Segregation and the Spatial Externalities of Inequality: A Theory of Interdependence and Public Goods in Cities
67 Pages Posted: 19 Nov 2020 Last revised: 8 Mar 2024
Date Written: September 26, 2020
Abstract
Conventional wisdom claims that racial diversity undermines public goods provision. I show that class differences, instead, can generate a form of collateral cooperation for public goods. I argue that segregation along class lines determines patterns in spatial externalities of inequality (e.g., crime, sewage pollution, sewage-based diseases) that spill over from impoverished areas to the middle-class. In integrated (de-segregated) cities, the scale of such externalities undermines the relative efficacy of small-scale private services (e.g., private guards, private water wells), thereby, inducing middle-class preferences for public goods that address externalities. Thus, while segregation polarizes preferences, integration --through the externalities mechanism-- enables preference convergence on the public provision of services in place of private options. I illustrate the theory using evidence from focus groups and ethnographic observations.

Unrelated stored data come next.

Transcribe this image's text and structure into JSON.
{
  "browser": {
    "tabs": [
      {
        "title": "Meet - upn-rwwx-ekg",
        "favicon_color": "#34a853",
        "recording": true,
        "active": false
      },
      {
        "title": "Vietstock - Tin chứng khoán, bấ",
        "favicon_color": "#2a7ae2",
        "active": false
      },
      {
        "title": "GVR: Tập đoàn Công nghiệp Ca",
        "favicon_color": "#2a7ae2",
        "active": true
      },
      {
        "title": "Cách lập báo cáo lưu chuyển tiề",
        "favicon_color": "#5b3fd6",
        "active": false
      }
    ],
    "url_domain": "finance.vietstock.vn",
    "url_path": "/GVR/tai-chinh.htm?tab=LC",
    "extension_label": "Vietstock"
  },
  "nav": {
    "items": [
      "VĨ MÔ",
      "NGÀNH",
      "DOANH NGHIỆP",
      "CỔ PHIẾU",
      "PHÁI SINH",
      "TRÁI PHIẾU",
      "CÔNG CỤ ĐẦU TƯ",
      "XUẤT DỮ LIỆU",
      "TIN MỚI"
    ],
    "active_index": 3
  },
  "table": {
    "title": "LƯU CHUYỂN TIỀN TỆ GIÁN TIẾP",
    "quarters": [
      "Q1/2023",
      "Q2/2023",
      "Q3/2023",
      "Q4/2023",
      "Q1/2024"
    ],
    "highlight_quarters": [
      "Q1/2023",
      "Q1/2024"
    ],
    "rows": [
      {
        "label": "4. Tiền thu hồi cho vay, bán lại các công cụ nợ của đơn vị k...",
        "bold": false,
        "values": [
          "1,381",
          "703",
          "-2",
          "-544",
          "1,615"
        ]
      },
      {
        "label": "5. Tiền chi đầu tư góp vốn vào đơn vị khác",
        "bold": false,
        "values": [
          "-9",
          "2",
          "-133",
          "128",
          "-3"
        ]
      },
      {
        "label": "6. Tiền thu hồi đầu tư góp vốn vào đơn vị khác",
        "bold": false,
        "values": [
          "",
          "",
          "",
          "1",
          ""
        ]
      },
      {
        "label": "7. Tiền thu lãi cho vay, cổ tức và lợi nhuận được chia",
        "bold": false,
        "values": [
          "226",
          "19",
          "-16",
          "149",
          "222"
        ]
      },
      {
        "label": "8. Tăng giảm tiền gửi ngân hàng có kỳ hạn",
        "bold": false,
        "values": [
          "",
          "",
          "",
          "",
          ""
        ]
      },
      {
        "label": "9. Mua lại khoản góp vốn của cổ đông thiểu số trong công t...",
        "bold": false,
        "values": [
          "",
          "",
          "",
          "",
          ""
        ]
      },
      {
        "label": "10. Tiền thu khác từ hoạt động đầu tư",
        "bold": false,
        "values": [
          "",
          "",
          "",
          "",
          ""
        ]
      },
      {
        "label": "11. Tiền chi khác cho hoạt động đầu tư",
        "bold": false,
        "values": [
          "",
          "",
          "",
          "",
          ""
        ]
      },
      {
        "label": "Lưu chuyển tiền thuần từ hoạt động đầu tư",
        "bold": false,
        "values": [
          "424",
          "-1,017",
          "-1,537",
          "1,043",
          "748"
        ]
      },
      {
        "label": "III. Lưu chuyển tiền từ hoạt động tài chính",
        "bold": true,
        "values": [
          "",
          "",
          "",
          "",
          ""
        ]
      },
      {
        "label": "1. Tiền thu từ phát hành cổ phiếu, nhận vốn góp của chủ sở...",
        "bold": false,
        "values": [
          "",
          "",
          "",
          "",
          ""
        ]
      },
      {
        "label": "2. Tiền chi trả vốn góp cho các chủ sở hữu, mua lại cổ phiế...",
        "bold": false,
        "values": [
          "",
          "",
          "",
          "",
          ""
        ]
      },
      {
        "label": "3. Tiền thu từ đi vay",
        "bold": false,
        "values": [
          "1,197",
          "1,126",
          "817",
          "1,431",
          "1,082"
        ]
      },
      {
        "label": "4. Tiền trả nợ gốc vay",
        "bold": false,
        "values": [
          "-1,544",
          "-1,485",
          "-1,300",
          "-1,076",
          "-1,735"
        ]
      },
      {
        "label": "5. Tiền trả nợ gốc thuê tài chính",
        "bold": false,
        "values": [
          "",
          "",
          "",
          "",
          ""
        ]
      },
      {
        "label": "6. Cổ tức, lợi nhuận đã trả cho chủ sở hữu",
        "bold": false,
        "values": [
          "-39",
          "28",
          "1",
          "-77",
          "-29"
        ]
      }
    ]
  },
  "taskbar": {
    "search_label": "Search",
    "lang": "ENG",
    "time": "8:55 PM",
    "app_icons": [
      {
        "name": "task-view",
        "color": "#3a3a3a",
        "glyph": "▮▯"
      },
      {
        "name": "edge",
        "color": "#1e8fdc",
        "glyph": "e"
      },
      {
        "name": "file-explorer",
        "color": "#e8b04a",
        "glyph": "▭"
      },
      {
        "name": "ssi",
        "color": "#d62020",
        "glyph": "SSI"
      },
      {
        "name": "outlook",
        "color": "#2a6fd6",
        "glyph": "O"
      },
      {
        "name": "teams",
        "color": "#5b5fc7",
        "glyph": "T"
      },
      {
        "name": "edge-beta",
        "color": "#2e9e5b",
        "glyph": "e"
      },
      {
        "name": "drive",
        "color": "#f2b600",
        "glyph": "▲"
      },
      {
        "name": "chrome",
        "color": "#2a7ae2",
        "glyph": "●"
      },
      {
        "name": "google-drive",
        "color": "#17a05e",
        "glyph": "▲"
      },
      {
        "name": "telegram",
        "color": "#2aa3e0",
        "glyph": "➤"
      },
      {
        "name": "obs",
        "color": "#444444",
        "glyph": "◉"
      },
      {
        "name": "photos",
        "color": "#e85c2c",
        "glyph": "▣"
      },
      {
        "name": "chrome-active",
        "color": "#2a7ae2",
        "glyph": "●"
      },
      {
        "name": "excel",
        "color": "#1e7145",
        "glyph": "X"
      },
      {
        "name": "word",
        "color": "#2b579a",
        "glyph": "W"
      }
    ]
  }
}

To test the theory on a larger scale, I propose an instrument for segregation that interacts rural-to-urban predicted migration (i.e., shift-share instrument) of the poor with the destination locality's "urban form.'' I combine this quasi-experimental strategy with neighborhood-level measures of class- and race-based segregation and an original face-to-face survey of preferences with over 4,000 households across 420 of the total 456 neighborhoods in the megacity of São Paulo, Brazil. The analysis introduces self-interest in reducing intergroup externalities as a new mechanism that drives cooperation for public goods even in racially diverse societies. Using embedded mechanism vignettes, I distinguish the mechanism from the conventional affective mechanisms –e.g., racial tolerance, social affinity– of intergroup contact.